It may be curtains in Kyoto for venerable gamemaker Nintendo, after the company's huge bet that falling sales could be saved by the spring release of its 3DS portable have turned out to be much worse than even the worst-case scenario.
Nintendo's fortunes following the U.S. release of the new handheld in March (February in Japan) was supposed to herald a resurgence for the company. Wii sales have dropped precipitously, and the introduction of the Wii U at this year's Electronic Entertainment Expo was greeted with a big yawn.
Instead, the company reported last week that its estimated profit for the fiscal year ending March 2012 was being cut a whopping 82 percent, from an expected $1.41 billion to a mere $257 million. Bloomberg says that's almost 70 percent below the lowest estimate from a group of 21 analysts.
So what is Nintendo going to do? Cut the price of the 3DS by more than a third on Aug. 12, from $250 to $170. Similar price reductions will occur in Japan and Europe, ostensibly to compete with Sony's forthcoming Playstation Vita, which is planned to retail for $250. Unfortunately, I don't think it's going to help one bit.
Part of Nintendo's problem is its previously rabid courting of the casual gaming audience. This was a sound strategy six years ago, when cell phones primarily used MobileWeb and tablet computers didn't exist.
But now every Dick and Jane with a battery charger and a smartphone contract has a premium game device at their fingertips, complete with motion controls, touchscreens, exceptional graphics and audio, a gaggle of friends with whom to play Angry Birds or Farmville — and no social stigma that usually accompanies being a gamer.
"Nintendo is getting desperate," Koichi Ogawa, chief portfolio manager at Daiwa SB Investments in Tokyo, told Bloomberg. "The video-game industry is in a tough period with consumers shifting to playing on their smartphones."
Ironic, considering Nintendo pioneered much of that populist technology. In essence, the House of Mario is a victim of its own success.
The former playing-card company put out its shingle making games accessible, from the 8-bit NES to its never-ending iterations of the stylus-controlled DS format. Where it's failing, however, is in its inability to move past its core competency and show any true innovation for the next product cycle ... or even the current one, for that matter.
It's not that the 3DS isn't an amazing piece of hardware. Truly, its glasses-free 3D capabilities are fascinating, if not truly new. Leave it to Nintendo to pack expensive technology into a superbly designed piece of hardware. No, the problem is that once you get past the 3D dog-and-pony show (and even the Augmented Reality gimmick, which I really love), there's not much there, there.
Tentpole titles have been lackluster. Super Monkey Ball 3D and Resident Evil: Mercenaries 3D are simply expanded minigames. Most games seem to be typical DS offerings, but with meager 3D effects thrown in for no apparent reason, other than to increase the bottom line — a strategy also negatively affecting the film industry.

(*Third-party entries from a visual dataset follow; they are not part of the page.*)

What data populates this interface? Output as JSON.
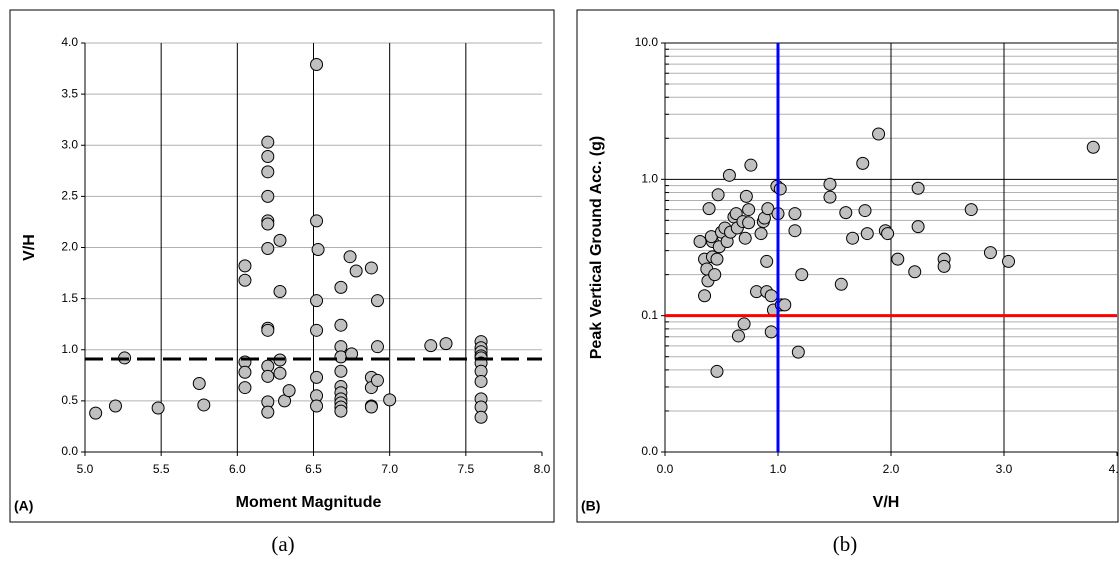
{
  "chart_data": [
    {
      "type": "scatter",
      "xlabel": "Moment Magnitude",
      "ylabel": "V/H",
      "panel_label": "(A)",
      "caption": "(a)",
      "x": [
        5.07,
        5.2,
        5.26,
        5.48,
        5.75,
        5.78,
        6.05,
        6.05,
        6.05,
        6.05,
        6.05,
        6.2,
        6.2,
        6.2,
        6.2,
        6.2,
        6.2,
        6.2,
        6.2,
        6.2,
        6.2,
        6.2,
        6.2,
        6.2,
        6.28,
        6.28,
        6.28,
        6.28,
        6.31,
        6.34,
        6.52,
        6.52,
        6.53,
        6.52,
        6.52,
        6.52,
        6.52,
        6.52,
        6.68,
        6.68,
        6.68,
        6.68,
        6.68,
        6.68,
        6.68,
        6.68,
        6.68,
        6.68,
        6.68,
        6.74,
        6.75,
        6.78,
        6.88,
        6.88,
        6.88,
        6.88,
        6.88,
        6.92,
        6.92,
        6.92,
        7.0,
        7.27,
        7.37,
        7.6,
        7.6,
        7.6,
        7.6,
        7.6,
        7.6,
        7.6,
        7.6,
        7.6,
        7.6,
        7.6
      ],
      "values": [
        0.38,
        0.45,
        0.92,
        0.43,
        0.67,
        0.46,
        1.82,
        1.68,
        0.88,
        0.78,
        0.63,
        3.03,
        2.89,
        2.74,
        2.5,
        2.26,
        2.23,
        1.99,
        1.21,
        1.19,
        0.84,
        0.74,
        0.49,
        0.39,
        2.07,
        1.57,
        0.9,
        0.77,
        0.5,
        0.6,
        3.79,
        2.26,
        1.98,
        1.48,
        1.19,
        0.73,
        0.55,
        0.45,
        1.61,
        1.24,
        1.03,
        0.93,
        0.79,
        0.64,
        0.58,
        0.52,
        0.48,
        0.44,
        0.4,
        1.91,
        0.96,
        1.77,
        1.8,
        0.73,
        0.63,
        0.45,
        0.44,
        1.48,
        1.03,
        0.7,
        0.51,
        1.04,
        1.06,
        1.08,
        1.02,
        0.98,
        0.94,
        0.92,
        0.87,
        0.79,
        0.69,
        0.52,
        0.44,
        0.34
      ],
      "color": "#c0c0c0",
      "xlim": [
        5,
        8
      ],
      "ylim": [
        0,
        4
      ],
      "xticks": [
        {
          "value": 5,
          "label": "5.0"
        },
        5.5,
        {
          "value": 6,
          "label": "6.0"
        },
        6.5,
        {
          "value": 7,
          "label": "7.0"
        },
        7.5,
        {
          "value": 8,
          "label": "8.0"
        }
      ],
      "yticks": [
        {
          "value": 0,
          "label": "0.0"
        },
        0.5,
        {
          "value": 1,
          "label": "1.0"
        },
        1.5,
        {
          "value": 2,
          "label": "2.0"
        },
        2.5,
        {
          "value": 3,
          "label": "3.0"
        },
        3.5,
        {
          "value": 4,
          "label": "4.0"
        }
      ],
      "log_y": false,
      "xgrid_color": "#000000",
      "ygrid_color": "#b0b0b0",
      "minor_grid": false,
      "hlines": [
        {
          "value": 0.91,
          "color": "#000000",
          "dashed": true
        }
      ],
      "vlines": []
    },
    {
      "type": "scatter",
      "xlabel": "V/H",
      "ylabel": "Peak Vertical Ground Acc. (g)",
      "panel_label": "(B)",
      "caption": "(b)",
      "x": [
        0.31,
        0.35,
        0.37,
        0.35,
        0.38,
        0.39,
        0.42,
        0.42,
        0.41,
        0.44,
        0.46,
        0.47,
        0.48,
        0.5,
        0.46,
        0.53,
        0.55,
        0.57,
        0.58,
        0.61,
        0.63,
        0.64,
        0.65,
        0.69,
        0.71,
        0.7,
        0.72,
        0.74,
        0.74,
        0.76,
        0.81,
        0.87,
        0.88,
        0.85,
        0.9,
        0.9,
        0.94,
        0.91,
        0.94,
        0.96,
        0.99,
        1.02,
        1.0,
        1.03,
        1.06,
        1.15,
        1.15,
        1.18,
        1.21,
        1.46,
        1.46,
        1.56,
        1.6,
        1.66,
        1.75,
        1.77,
        1.79,
        1.89,
        1.95,
        1.97,
        2.06,
        2.21,
        2.24,
        2.24,
        2.47,
        2.47,
        2.71,
        2.88,
        3.04,
        3.79
      ],
      "values": [
        0.35,
        0.26,
        0.22,
        0.14,
        0.18,
        0.61,
        0.35,
        0.27,
        0.38,
        0.2,
        0.26,
        0.77,
        0.32,
        0.41,
        0.039,
        0.44,
        0.35,
        1.07,
        0.41,
        0.53,
        0.56,
        0.44,
        0.071,
        0.49,
        0.37,
        0.087,
        0.75,
        0.6,
        0.48,
        1.27,
        0.15,
        0.49,
        0.52,
        0.4,
        0.25,
        0.15,
        0.14,
        0.61,
        0.076,
        0.11,
        0.89,
        0.85,
        0.56,
        0.12,
        0.12,
        0.56,
        0.42,
        0.054,
        0.2,
        0.92,
        0.74,
        0.17,
        0.57,
        0.37,
        1.31,
        0.59,
        0.4,
        2.15,
        0.42,
        0.4,
        0.26,
        0.21,
        0.86,
        0.45,
        0.26,
        0.23,
        0.6,
        0.29,
        0.25,
        1.72
      ],
      "color": "#c0c0c0",
      "xlim": [
        0,
        4
      ],
      "ylim": [
        0.01,
        10
      ],
      "xticks": [
        {
          "value": 0,
          "label": "0.0"
        },
        {
          "value": 1,
          "label": "1.0"
        },
        {
          "value": 2,
          "label": "2.0"
        },
        {
          "value": 3,
          "label": "3.0"
        },
        {
          "value": 4,
          "label": "4.0"
        }
      ],
      "yticks": [
        {
          "value": 0.01,
          "label": "0.0"
        },
        0.1,
        {
          "value": 1,
          "label": "1.0"
        },
        {
          "value": 10,
          "label": "10.0"
        }
      ],
      "log_y": true,
      "xgrid_color": "#000000",
      "ygrid_color": "#000000",
      "minor_grid": true,
      "hlines": [
        {
          "value": 0.1,
          "color": "#ff0000",
          "dashed": false
        }
      ],
      "vlines": [
        {
          "value": 1,
          "color": "#0000ff",
          "dashed": false
        }
      ]
    }
  ]
}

While third-party support has always been vital to hardware success, Nintendo has been king of first-party devotees. More than four months after the 3DS was released, all they have to tout now is the retread The Legend of Zelda: Ocarina of Time 3D. That makes president Satoru Iwata's promise that a Mario Kart port will turn things around look even more frantic.
Until this system — and this company — find something truly unique upon which to pin their hopes from now on, things can only go downhill. Sony has chosen to chase the technogeek crowd. Microsoft has a solid fanbase in online gaming. But Nintendo is losing its casual crown, and is unlikely to ever get it back.
Too bad the stopgap Wii U will likely be a costly error, too. Don't believe me? Ask anyone who bought a Sega Saturn.